Anger and protests erupted in February 2019 over an embezzlement scandal involving the military and Ukrainian President Petro Poroshenko. In addition, high-level officials including Prosecutor General's Office, State Security Service and the State Fiscal Service have been implicated. Worse, media reports have highlighted the role of Ukraine's anti-corruption agency in the cover-up.
In addition, Ukraine's Constitutional Court recently struck down an anti-corruption law that would have ensured that government officials were held accountable for the illegal goods and assets they held at the expense of their citizens.
The reality of corruption in Ukraine is grim. Ukraine's Corruption Perception Index (CPI) score for 2018 is just 32 out of 100, well below the global average of 43. Although Ukraine's CPI has risen by two percentage points since last year, its poor track record and apparent reversals have earned the country a place as a "country to watch".

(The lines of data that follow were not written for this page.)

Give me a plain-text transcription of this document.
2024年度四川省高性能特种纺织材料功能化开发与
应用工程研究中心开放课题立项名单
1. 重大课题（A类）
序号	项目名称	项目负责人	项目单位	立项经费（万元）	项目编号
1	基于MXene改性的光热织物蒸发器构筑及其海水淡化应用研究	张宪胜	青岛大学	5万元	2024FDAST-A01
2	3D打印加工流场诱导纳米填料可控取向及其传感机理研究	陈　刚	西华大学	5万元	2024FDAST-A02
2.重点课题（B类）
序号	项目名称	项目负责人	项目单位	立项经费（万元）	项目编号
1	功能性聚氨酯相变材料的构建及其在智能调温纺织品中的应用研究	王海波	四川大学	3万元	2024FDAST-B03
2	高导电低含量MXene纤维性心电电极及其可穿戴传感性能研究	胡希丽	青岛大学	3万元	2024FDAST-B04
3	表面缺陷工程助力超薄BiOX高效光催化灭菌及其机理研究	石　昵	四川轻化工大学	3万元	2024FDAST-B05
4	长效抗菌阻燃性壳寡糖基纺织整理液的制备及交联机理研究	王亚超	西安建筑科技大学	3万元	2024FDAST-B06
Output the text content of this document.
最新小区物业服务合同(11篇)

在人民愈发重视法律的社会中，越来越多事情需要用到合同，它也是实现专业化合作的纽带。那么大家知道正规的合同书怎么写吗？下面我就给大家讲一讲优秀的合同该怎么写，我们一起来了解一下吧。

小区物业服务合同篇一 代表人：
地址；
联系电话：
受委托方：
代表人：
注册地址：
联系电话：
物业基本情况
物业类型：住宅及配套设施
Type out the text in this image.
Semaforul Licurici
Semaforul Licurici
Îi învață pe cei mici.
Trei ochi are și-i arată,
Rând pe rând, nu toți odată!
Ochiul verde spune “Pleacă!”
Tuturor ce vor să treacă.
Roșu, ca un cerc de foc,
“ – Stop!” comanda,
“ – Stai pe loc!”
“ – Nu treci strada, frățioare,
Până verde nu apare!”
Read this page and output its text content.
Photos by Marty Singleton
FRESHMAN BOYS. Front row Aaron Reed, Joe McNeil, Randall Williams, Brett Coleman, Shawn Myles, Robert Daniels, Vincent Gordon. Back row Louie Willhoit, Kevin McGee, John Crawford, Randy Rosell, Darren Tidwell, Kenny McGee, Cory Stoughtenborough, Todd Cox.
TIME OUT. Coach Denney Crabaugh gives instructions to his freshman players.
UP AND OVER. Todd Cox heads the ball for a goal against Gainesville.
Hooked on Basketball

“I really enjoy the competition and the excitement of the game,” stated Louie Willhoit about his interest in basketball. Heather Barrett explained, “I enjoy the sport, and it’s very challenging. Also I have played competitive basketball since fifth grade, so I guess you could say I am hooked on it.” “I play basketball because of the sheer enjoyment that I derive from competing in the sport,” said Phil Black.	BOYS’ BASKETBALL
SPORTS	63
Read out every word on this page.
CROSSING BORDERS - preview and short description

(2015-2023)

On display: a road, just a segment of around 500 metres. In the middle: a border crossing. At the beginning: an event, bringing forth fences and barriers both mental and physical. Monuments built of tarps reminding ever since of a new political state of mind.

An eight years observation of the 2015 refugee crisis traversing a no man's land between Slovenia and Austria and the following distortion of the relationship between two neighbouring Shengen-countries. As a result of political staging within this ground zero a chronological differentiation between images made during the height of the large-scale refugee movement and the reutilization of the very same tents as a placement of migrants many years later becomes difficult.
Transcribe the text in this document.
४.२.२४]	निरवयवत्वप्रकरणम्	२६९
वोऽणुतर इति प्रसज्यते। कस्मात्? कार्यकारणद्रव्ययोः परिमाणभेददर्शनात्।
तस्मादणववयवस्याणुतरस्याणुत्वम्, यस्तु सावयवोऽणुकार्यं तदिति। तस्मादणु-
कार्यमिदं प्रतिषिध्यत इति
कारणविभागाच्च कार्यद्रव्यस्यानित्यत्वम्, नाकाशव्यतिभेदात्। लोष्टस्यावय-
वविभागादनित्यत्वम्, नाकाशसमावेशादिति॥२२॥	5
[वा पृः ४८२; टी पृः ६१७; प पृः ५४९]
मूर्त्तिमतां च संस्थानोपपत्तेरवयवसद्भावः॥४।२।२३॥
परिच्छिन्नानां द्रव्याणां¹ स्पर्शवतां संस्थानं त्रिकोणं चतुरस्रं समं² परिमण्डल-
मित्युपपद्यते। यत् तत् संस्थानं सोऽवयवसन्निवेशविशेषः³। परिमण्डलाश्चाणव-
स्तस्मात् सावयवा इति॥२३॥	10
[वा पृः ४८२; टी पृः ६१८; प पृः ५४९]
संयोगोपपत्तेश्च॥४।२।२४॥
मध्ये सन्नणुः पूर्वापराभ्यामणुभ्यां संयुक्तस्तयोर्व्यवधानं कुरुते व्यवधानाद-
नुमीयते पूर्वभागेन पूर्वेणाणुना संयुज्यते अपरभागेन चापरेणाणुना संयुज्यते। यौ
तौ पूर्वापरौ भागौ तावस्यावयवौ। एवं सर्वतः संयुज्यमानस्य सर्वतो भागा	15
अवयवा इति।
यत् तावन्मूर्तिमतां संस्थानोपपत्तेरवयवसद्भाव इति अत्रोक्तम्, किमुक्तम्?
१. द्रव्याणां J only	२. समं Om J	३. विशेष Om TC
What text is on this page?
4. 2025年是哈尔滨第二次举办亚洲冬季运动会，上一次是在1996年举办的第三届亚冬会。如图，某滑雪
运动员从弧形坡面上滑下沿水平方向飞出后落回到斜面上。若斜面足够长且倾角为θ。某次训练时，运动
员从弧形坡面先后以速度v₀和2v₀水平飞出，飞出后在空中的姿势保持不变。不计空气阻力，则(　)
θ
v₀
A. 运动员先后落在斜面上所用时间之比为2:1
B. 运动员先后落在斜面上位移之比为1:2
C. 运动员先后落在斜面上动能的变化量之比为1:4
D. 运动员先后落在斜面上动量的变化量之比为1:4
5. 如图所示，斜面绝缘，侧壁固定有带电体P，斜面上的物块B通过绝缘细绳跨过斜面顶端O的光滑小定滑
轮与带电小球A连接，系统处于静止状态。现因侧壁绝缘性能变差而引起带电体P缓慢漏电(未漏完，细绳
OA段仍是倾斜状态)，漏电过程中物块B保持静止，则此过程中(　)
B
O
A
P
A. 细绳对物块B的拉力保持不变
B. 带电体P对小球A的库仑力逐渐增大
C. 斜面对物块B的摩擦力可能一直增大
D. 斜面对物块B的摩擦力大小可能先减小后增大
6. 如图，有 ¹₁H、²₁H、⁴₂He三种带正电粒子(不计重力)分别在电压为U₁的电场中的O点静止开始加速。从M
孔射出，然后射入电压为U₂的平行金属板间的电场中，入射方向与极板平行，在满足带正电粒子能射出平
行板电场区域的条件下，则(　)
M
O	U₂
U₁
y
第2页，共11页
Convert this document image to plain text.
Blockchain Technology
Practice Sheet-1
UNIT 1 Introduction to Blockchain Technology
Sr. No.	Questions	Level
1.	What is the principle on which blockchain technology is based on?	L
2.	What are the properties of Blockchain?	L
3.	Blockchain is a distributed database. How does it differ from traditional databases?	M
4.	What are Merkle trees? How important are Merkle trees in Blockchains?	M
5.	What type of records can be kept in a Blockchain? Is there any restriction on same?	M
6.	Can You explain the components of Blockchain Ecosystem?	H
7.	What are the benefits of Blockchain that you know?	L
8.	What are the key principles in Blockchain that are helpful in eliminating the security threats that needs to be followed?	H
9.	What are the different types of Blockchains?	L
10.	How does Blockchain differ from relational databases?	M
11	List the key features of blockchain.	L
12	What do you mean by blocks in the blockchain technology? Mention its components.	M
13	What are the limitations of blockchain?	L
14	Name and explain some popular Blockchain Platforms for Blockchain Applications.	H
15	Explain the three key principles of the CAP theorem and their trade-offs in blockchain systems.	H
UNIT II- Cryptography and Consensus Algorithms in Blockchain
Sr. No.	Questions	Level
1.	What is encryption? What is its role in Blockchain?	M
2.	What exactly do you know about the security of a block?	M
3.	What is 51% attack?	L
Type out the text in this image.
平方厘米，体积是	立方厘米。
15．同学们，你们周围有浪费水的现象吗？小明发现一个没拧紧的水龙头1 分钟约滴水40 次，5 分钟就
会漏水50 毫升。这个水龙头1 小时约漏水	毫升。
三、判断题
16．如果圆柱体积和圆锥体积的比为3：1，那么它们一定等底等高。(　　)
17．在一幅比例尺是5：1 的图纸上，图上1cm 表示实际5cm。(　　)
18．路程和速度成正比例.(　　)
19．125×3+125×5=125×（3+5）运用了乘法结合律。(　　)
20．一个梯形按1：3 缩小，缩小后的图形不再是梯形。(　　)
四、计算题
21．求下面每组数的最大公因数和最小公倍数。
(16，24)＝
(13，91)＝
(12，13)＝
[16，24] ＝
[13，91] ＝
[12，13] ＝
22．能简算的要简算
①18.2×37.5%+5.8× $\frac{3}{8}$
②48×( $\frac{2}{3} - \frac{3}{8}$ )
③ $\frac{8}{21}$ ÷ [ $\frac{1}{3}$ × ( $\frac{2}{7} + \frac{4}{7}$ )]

To prevent corruption from further undermining democratic institutions, the Ukrainian government must ensure the independence of institutions, which is essential to controlling corruption.
In 2018, Ukraine's anti-corruption agencies were rocked by a string of scandals. The head of the Specialized Anti-Corruption Prosecutor's Office (SAPO) has been embroiled in a scandal and disciplinary proceedings.
In addition, the National Agency for the Prevention of Corruption (NAPC), which is responsible for formulating national anti-corruption policies, supervising political financing and protecting whistleblowers, has also generated many controversies and scandals. The institution lacks political independence and credibility. It has not made any significant progress and has not conducted any major investigations.
In 2018, the government approved a law establishing the High Anti-Corruption Court (HACC), but the selection process for judges is ongoing.
Together, these new institutions constitute a solid anti-corruption infrastructure. But for the anti-corruption agencies to do their job properly, Ukraine's leaders need to show a genuine willingness to fight corruption.